There will be collaborations (Hitching Post + Big Sur Bakery), five-and-a-half-hour Magical Mystery Tours, Hiking With Stemware, panel tastings and a Pinot Walkabout in Sierra Mar's big chef garden. (Get the full schedule and tickets on the Big Sur Food & Wine website.)
But there are changes, some which have been already realized. Among them:
• BSFW is now a 501(c)(3) nonprofit, with books open to the public.
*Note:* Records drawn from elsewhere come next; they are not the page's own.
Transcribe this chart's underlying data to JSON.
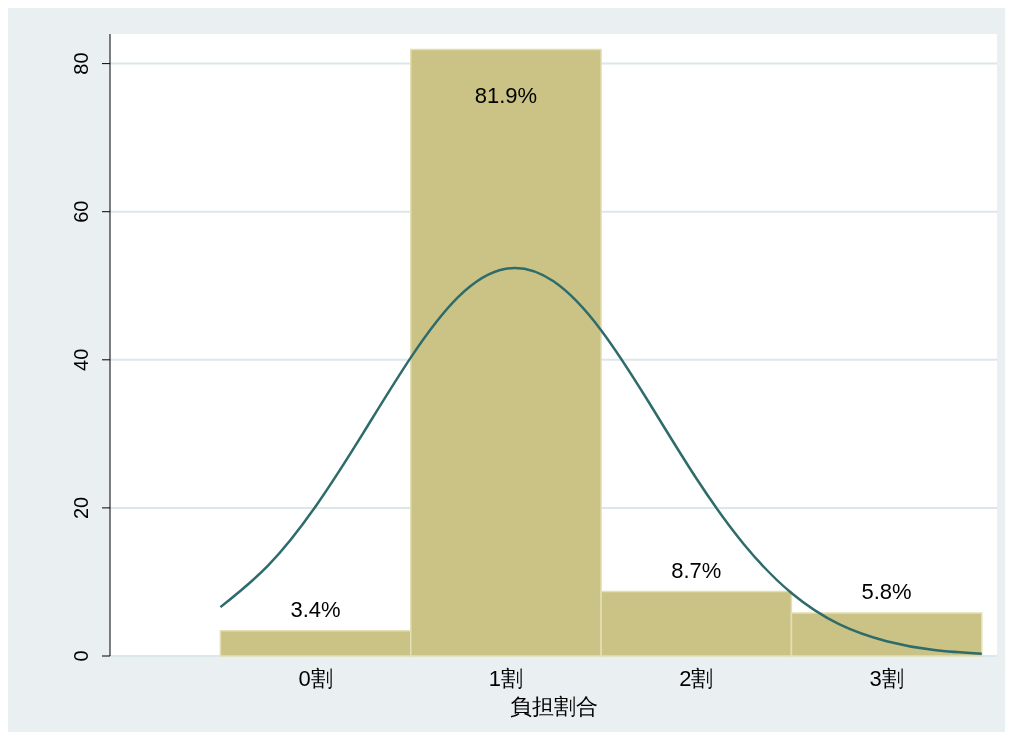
{
  "chart_data": {
    "type": "histogram",
    "xlabel": "負担割合",
    "bins": [
      -0.5,
      0.5,
      1.5,
      2.5,
      3.5
    ],
    "xlim": [
      -1.08,
      3.58
    ],
    "xticks": [
      {
        "value": 0,
        "label": "0割"
      },
      {
        "value": 1,
        "label": "1割"
      },
      {
        "value": 2,
        "label": "2割"
      },
      {
        "value": 3,
        "label": "3割"
      }
    ],
    "ylim": [
      0,
      84
    ],
    "yticks": [
      0,
      20,
      40,
      60,
      80
    ],
    "grid": "y",
    "series": [
      {
        "color": "#cbc385",
        "values": [
          3.4,
          81.9,
          8.7,
          5.8
        ],
        "value_labels": [
          "3.4%",
          "81.9%",
          "8.7%",
          "5.8%"
        ]
      },
      {
        "type": "line",
        "color": "#2e6b6b",
        "x": [
          -0.5,
          -0.25,
          0,
          0.25,
          0.5,
          0.75,
          1,
          1.25,
          1.5,
          1.75,
          2,
          2.25,
          2.5,
          2.75,
          3,
          3.25,
          3.5
        ],
        "values": [
          6.6,
          12.2,
          20.2,
          30.1,
          40.3,
          48.5,
          52.3,
          50.6,
          44,
          34.3,
          24,
          15.1,
          8.5,
          4.3,
          2,
          0.8,
          0.3
        ]
      }
    ]
  }
}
CFO/Events Director/Harmonic Converger Elsa Rivera hopes that means more effective management and greater impact on the South Coast:
"I keep saying that if the festival can bring much-needed economy to Big Sur—if we can raise funds, not only for our designated beneficiaries but those affected by the Soberanes Fire—we can have a wonderful weekend while treading respectfully on this beautiful land, and we will truly be a success."
• Hyatt Carmel Highlands no longer hosts the opening Gateway to Big Sur event. (The event's been discontinued.) Can't say I'm sad about that. The bigger corporate sponsorship relationships undercut the independent spirit of BSFW, and it wasn't making BSFW much money.
• BSFW is planning events beyond one weekend in fall. The possibilities include pop-up events, vignettes and dinners throughout the year and in other venues, perhaps other cities.
• Longtime BSFW head cheese and founding president Toby Rowland Jones retired after seven years of shouldering much of the festival burden to pursue other things; his longtime collaborator Aengus Wagner has taken the helm as president.
Rivera ultimately swings back around to other things that haven't changed: namely, the relentless hustle of the board and instigators of good taste Wagner and VP/Wine Director Matt Peterson, and an army of chefs, wineries, volunteers, property owners and venue managers.
"We have really strengthened our bond as a family of friends who really become a well run working machine to put on the best weekend possible," Rivera says. "I continue to be in awe of everyone who so generously accepted our invitation to participate, even when getting a late start because of the fire."
Peterson adds that he's 1) enthusiastic Post Ranch is again a partner after a hiatus, 2) stoked on a much stronger music presence, and 3) the fact that the Hoedown at Henry Miller is priced for locals at $75.
"We cut the fat on events that weren't as beloved or weren't showcasing Big Sur the way we'd like," he says, "and streamlined the favorite elements, particularly the smaller-scale hikes and Henry Miller events, to be their best."